9:18 pm on May 27, 2005 (gmt 0)

digitalv,
I have heard of these spider traps before and have considered implementing one but have a question -- I have read in the Google forums here that some have reported that Google has been actually following links despite being disallowed in robots.txt but then not indexing them. I suppose the same concern could run to Google's mediabot as this might do the same.
In these cases are you whitelisting known Google IP ranges or has this just not been a problem thusfar?

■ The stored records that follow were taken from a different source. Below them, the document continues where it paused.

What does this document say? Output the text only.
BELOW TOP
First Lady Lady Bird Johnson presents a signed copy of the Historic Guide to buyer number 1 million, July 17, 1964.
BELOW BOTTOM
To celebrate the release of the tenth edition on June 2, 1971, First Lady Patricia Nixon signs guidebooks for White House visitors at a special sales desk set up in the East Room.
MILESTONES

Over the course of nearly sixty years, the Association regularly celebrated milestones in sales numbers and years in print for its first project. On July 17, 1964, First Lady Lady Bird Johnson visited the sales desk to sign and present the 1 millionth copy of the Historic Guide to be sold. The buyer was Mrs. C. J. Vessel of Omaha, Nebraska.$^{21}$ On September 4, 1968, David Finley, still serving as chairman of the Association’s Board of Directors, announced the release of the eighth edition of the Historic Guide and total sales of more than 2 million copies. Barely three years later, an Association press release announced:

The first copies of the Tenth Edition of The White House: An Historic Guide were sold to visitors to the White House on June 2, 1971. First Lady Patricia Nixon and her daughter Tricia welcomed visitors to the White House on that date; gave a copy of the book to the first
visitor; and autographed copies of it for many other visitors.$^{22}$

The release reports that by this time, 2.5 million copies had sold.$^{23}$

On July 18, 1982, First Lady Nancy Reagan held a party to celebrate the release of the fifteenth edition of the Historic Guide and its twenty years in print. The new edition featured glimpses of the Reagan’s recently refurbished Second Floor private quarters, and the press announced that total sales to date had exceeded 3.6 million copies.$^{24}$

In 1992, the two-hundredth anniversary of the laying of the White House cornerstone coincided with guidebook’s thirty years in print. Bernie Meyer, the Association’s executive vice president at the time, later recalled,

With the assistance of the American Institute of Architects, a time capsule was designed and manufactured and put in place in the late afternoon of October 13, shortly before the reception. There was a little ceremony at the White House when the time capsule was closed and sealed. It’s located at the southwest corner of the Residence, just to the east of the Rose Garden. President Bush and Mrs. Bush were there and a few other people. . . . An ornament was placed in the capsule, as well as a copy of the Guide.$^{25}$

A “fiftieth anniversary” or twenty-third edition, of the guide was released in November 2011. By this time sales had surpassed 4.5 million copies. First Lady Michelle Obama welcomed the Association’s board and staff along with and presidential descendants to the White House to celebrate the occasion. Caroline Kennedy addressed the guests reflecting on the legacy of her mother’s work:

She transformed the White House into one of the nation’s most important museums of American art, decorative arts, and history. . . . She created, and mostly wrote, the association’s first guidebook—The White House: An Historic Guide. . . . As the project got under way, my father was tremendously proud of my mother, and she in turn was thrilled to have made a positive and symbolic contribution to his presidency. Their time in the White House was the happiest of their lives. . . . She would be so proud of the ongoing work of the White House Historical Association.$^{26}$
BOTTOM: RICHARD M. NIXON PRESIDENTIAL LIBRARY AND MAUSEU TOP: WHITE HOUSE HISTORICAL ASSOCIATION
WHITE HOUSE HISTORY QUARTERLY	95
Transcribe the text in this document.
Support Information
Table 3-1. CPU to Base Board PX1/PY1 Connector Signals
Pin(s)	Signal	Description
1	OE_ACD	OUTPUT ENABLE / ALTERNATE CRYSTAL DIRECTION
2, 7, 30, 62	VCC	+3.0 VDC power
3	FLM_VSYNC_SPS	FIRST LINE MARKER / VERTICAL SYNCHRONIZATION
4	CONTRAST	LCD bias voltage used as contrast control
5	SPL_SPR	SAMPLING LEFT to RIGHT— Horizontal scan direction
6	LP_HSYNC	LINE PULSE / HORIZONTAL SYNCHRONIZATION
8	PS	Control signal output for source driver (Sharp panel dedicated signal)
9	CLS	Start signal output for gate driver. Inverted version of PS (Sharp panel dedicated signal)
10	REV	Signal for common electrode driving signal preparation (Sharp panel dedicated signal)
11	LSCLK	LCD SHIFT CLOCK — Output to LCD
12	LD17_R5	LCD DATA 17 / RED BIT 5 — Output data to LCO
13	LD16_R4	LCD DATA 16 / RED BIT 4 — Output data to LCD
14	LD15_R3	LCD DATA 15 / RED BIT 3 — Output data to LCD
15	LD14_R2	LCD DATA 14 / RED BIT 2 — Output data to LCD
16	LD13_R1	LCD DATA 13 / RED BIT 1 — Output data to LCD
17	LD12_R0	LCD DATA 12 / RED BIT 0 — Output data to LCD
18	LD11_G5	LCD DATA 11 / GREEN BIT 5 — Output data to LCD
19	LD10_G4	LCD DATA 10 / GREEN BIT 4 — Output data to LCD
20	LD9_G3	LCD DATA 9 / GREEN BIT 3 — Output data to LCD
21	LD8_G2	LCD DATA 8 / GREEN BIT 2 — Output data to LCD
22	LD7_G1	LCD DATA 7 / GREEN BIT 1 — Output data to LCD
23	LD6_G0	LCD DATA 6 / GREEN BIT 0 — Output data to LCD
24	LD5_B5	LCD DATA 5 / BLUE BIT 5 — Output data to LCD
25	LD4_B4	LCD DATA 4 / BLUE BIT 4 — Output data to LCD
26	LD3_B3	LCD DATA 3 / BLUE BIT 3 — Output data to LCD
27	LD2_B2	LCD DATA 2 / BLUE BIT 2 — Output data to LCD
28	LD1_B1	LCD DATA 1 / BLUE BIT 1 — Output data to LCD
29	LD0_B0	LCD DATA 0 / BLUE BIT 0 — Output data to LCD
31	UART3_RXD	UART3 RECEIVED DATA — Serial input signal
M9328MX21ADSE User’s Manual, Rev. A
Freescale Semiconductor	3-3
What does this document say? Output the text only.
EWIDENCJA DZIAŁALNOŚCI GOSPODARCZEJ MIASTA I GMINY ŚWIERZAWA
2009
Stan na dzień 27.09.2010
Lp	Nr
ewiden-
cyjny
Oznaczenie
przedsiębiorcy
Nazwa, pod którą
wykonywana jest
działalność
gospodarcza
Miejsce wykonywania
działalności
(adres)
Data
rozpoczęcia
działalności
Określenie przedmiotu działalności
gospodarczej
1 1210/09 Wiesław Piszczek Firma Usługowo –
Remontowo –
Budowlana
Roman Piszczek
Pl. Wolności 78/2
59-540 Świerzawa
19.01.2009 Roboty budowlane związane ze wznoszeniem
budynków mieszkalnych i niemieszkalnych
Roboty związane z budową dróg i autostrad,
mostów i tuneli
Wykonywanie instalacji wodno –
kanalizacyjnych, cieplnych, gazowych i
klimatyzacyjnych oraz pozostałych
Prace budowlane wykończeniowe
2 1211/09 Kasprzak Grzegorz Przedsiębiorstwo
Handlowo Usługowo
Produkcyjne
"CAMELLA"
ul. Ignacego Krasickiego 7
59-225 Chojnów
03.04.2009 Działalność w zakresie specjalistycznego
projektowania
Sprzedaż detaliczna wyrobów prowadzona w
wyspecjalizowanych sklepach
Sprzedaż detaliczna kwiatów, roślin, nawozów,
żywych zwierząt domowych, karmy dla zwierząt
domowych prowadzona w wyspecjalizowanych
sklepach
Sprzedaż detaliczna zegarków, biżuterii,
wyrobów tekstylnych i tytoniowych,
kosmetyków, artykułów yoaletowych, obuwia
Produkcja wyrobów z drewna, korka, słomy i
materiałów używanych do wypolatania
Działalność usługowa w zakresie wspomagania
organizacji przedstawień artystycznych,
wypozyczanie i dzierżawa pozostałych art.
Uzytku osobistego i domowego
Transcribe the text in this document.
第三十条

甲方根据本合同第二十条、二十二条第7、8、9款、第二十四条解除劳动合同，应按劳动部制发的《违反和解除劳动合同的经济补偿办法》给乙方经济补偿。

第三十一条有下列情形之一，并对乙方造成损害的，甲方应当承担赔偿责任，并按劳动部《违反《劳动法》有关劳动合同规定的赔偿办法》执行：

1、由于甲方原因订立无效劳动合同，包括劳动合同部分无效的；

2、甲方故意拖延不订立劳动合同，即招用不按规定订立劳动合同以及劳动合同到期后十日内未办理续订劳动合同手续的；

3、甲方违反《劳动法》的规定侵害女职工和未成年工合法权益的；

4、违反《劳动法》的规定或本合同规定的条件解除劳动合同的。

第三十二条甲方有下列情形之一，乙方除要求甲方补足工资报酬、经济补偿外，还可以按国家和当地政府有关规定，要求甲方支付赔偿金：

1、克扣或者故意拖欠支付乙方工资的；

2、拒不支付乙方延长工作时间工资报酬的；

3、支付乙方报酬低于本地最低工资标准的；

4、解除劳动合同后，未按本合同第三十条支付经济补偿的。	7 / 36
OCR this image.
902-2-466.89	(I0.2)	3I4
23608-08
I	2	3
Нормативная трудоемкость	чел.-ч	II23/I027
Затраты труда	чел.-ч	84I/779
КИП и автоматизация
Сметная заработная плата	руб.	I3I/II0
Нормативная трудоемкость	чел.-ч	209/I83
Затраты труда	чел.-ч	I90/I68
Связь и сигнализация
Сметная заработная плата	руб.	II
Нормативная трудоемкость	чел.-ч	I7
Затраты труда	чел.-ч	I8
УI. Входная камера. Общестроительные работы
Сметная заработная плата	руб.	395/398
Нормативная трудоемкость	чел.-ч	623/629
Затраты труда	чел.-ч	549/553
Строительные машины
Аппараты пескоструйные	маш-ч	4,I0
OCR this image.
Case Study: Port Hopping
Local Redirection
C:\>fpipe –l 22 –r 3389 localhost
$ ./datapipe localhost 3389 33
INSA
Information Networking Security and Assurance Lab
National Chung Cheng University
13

I think the issue was that Google stored the robots.txt file at the time of spidering and didn't retrieve it before. So if Google spiders you today (without this "trap" in place) they have your current robots.txt on file. If you change your robots.txt, the next time they spider you they're going off of the one they have stored on their end, not your most current one. So Google would fall into your trap and get banned.

The solution was to set up robots.txt with the nofollow in there but NOT to make the page do the automatic banning right away. After you've been spidered by all of the major search engines with your new robots.txt in place, THEN you add the auto-ban code to the nofollow page.

kgun

3:18 pm on Jun 29, 2005 (gmt 0)

Look at the cPanel and compile your own list.